Wyoming is located in Studley Park, a place that was originally a supplier of goods to the City of Melbourne, that consisted of market gardens and small farms. The house hosted various cultural and festive occasions documented in local newspapers from the turn of the 20th century.
Over time, the area that was once quintessentially Victorian in style, has lost much of its character. Inarc has maintained the original disposition of Wyoming through retaining parts of the existing dwelling. As a result, the house is an indicator of how modern architecture can complement what has preceded it.
The owners of the house have lived within Wyoming’s walls for over a decade, and over time have carefully and thoughtfully masterminded a design brief. The focal point was for the Victorian persona of the house to remain, but to add a contemporary extension that allows for entertainment, aligning with its festive past. Inarc decided to create an addition that would account for the sloped topography of the house that is concordant with the existing home.
Having owned the property for over a decade, the home’s residents were able to present Inarc with a deeply considered design brief. They requested a reimagining that would retain the character of the original Victorian architecture but bring the home into its modern context, creating an intersection between the old and the new that would allow for a more seamless living experience.
A glazed link acts as a transitional circuit break between time periods and separates the new addition from the original dwelling. The garden entertaining areas are flanked by a cantilevered white steel blade canopy, devised by Inarc, which acts as a homage to Victorian era verandahs. The verandah, minimalist in character, has been put in place to unify the old and new building elevations.
The new interiors remain true to their Victorian roots, evoking a sense of scale and luxury which marry with the flamboyance and ornament of the Victorian era rooms. High ceilings, endless openings and refined detailing make their own compatible statement and maintain an experiential consistency throughout the house.

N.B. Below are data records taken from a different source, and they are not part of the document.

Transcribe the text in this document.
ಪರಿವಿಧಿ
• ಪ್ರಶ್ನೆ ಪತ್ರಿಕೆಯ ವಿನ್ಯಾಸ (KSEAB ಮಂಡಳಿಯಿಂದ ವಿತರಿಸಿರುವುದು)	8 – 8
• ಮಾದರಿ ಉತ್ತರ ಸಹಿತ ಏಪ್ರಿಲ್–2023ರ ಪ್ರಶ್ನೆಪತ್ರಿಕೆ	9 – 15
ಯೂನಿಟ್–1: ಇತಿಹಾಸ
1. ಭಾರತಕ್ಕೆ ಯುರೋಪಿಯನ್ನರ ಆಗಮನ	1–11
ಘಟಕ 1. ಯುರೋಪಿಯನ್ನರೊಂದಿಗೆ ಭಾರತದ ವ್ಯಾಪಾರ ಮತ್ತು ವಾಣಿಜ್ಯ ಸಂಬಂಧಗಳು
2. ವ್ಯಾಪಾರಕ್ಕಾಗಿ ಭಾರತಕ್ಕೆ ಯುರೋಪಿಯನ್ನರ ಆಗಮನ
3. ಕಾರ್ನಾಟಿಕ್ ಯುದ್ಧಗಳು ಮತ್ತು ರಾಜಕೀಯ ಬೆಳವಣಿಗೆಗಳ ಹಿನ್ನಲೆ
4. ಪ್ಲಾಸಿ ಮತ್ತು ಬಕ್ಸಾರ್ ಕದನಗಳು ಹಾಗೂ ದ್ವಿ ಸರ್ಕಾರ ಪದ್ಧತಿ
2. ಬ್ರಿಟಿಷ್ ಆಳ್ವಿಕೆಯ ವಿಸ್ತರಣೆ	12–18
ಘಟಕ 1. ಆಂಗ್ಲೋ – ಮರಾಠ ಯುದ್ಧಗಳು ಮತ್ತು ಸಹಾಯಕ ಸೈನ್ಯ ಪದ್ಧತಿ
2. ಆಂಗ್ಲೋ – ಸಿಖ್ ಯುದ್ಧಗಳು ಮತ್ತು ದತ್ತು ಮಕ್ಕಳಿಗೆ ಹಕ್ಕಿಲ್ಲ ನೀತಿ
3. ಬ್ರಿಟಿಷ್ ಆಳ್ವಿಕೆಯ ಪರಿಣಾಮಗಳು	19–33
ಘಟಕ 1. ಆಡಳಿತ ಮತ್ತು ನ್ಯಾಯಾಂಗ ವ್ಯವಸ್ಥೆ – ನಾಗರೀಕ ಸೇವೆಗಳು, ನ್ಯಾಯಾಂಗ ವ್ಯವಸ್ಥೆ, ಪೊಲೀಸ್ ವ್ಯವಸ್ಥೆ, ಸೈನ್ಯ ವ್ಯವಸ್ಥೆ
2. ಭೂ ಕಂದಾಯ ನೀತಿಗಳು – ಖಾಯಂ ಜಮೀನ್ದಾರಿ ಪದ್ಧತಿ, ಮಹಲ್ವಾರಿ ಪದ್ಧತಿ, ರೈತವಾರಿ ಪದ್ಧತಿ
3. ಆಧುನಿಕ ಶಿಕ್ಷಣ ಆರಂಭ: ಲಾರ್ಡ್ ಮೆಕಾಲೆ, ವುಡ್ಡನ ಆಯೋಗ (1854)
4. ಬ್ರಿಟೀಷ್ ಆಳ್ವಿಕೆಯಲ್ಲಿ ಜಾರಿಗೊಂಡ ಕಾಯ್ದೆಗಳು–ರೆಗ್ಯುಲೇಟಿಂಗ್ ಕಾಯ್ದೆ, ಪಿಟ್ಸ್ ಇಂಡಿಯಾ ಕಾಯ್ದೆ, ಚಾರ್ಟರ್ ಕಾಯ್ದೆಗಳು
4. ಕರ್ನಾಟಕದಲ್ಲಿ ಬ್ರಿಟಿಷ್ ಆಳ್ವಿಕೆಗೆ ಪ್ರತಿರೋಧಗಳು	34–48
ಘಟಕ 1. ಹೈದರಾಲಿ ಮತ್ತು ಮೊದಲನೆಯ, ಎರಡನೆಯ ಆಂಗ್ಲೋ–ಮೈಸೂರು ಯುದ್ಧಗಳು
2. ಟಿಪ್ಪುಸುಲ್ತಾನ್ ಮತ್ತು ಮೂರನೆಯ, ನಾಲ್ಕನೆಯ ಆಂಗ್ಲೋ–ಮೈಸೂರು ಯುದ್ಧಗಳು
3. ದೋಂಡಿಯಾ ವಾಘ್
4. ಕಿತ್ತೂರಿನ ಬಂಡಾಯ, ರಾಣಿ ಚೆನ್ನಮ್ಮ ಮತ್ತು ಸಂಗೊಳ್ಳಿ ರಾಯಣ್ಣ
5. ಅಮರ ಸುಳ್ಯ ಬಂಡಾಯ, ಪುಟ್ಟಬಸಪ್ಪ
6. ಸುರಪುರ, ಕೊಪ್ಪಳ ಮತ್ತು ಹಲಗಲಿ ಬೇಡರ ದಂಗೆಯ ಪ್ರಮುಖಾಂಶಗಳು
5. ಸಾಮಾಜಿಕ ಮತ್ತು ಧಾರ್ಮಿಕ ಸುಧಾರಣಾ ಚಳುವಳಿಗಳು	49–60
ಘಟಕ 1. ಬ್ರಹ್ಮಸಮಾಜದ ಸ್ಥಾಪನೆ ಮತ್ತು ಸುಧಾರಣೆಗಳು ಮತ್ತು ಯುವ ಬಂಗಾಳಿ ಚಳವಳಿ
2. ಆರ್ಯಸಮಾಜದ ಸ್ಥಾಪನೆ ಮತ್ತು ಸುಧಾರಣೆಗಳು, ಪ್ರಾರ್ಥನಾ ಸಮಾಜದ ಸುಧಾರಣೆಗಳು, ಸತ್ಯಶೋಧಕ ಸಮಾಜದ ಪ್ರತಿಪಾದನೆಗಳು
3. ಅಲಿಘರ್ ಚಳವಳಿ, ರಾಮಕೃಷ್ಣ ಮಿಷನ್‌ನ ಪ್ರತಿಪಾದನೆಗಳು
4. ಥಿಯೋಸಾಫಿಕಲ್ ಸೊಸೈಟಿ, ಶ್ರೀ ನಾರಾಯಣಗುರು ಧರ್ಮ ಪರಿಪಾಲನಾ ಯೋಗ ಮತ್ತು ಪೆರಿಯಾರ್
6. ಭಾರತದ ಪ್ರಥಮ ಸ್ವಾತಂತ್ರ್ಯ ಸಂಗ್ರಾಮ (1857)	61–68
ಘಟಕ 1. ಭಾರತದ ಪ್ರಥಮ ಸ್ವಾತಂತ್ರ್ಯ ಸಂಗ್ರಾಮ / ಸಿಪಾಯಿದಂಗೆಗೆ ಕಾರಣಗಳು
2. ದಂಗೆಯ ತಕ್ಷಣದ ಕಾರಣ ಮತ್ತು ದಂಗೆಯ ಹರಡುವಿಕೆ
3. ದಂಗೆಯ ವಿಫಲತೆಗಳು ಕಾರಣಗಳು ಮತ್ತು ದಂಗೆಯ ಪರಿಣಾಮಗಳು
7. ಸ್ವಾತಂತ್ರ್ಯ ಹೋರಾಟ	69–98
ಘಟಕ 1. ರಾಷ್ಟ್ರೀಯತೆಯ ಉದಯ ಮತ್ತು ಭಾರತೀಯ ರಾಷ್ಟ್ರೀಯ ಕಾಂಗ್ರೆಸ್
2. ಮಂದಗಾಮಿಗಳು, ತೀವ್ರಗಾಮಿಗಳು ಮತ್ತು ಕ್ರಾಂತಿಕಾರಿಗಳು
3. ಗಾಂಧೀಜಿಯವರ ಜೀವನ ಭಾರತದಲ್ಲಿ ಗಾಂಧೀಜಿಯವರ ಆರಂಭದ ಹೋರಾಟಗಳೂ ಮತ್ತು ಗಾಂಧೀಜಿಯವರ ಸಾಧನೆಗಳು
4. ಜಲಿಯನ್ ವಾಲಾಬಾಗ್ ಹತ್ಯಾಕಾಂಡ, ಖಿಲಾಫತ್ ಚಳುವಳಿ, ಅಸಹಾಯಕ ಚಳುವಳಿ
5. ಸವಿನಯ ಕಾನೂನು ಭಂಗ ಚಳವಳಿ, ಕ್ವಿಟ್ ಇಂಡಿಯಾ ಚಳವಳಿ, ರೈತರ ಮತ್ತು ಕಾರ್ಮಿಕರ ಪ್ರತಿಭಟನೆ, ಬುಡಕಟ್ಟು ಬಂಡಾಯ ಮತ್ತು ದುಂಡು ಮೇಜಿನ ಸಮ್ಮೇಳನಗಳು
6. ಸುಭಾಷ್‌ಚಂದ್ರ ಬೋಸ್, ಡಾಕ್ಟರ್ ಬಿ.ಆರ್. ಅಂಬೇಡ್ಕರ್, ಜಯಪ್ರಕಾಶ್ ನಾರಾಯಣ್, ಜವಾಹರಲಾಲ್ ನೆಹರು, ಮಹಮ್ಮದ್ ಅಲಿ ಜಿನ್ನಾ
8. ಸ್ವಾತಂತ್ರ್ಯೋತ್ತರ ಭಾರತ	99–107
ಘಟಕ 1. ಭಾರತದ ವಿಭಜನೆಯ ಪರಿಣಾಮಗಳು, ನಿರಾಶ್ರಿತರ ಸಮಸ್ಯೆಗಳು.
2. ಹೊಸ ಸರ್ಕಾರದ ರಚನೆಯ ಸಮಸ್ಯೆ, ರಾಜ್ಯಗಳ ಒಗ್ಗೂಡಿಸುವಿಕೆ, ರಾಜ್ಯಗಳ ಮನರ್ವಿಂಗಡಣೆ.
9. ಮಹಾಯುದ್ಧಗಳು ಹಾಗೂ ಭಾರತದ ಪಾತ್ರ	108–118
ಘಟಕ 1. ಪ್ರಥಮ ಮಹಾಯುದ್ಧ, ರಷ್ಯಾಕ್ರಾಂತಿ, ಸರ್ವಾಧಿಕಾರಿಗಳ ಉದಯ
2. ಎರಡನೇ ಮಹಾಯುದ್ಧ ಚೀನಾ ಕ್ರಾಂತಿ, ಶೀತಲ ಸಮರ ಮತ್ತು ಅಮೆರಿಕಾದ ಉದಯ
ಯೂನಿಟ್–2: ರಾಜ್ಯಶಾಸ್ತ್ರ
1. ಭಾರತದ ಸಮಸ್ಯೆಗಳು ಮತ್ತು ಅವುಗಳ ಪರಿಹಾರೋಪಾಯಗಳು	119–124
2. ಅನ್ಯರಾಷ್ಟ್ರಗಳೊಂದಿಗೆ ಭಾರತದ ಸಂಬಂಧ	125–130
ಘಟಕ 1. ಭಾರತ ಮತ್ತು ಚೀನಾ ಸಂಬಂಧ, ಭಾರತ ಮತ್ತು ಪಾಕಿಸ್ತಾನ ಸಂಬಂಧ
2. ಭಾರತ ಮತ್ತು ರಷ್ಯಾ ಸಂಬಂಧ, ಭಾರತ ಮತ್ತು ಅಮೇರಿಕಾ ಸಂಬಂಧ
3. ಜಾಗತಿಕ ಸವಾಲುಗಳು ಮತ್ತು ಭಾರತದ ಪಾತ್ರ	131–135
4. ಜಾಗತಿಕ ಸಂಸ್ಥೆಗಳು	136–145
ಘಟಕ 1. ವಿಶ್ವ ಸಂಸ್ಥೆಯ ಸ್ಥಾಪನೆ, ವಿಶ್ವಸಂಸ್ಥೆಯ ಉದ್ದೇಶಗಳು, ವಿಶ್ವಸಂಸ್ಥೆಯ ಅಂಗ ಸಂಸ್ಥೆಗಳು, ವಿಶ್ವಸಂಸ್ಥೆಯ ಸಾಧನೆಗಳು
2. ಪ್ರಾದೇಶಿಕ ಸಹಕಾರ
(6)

This scale is complimented by the home’s new flooring, where timber boards run vertically throughout the space. Creating a feeling of extended length, the European manufactured Hakwood flooring reflects the home’s design narrative: the floor mimics the pale hues that form the home’s canvas, allowing for bright artworks and deep, jewel tones furnishings to make a statement. Selected in generous dimensions, the boards themselves echo the luxury found in the architecture and finishes of the project, where ornate ceiling mouldings and decorative architraves recall the grandiosity of the Victorian era.
The interior textures and architectural techniques flow to the outdoor space, making Wyoming a transitional dwelling that allows for social gatherings throughout any season or time of day.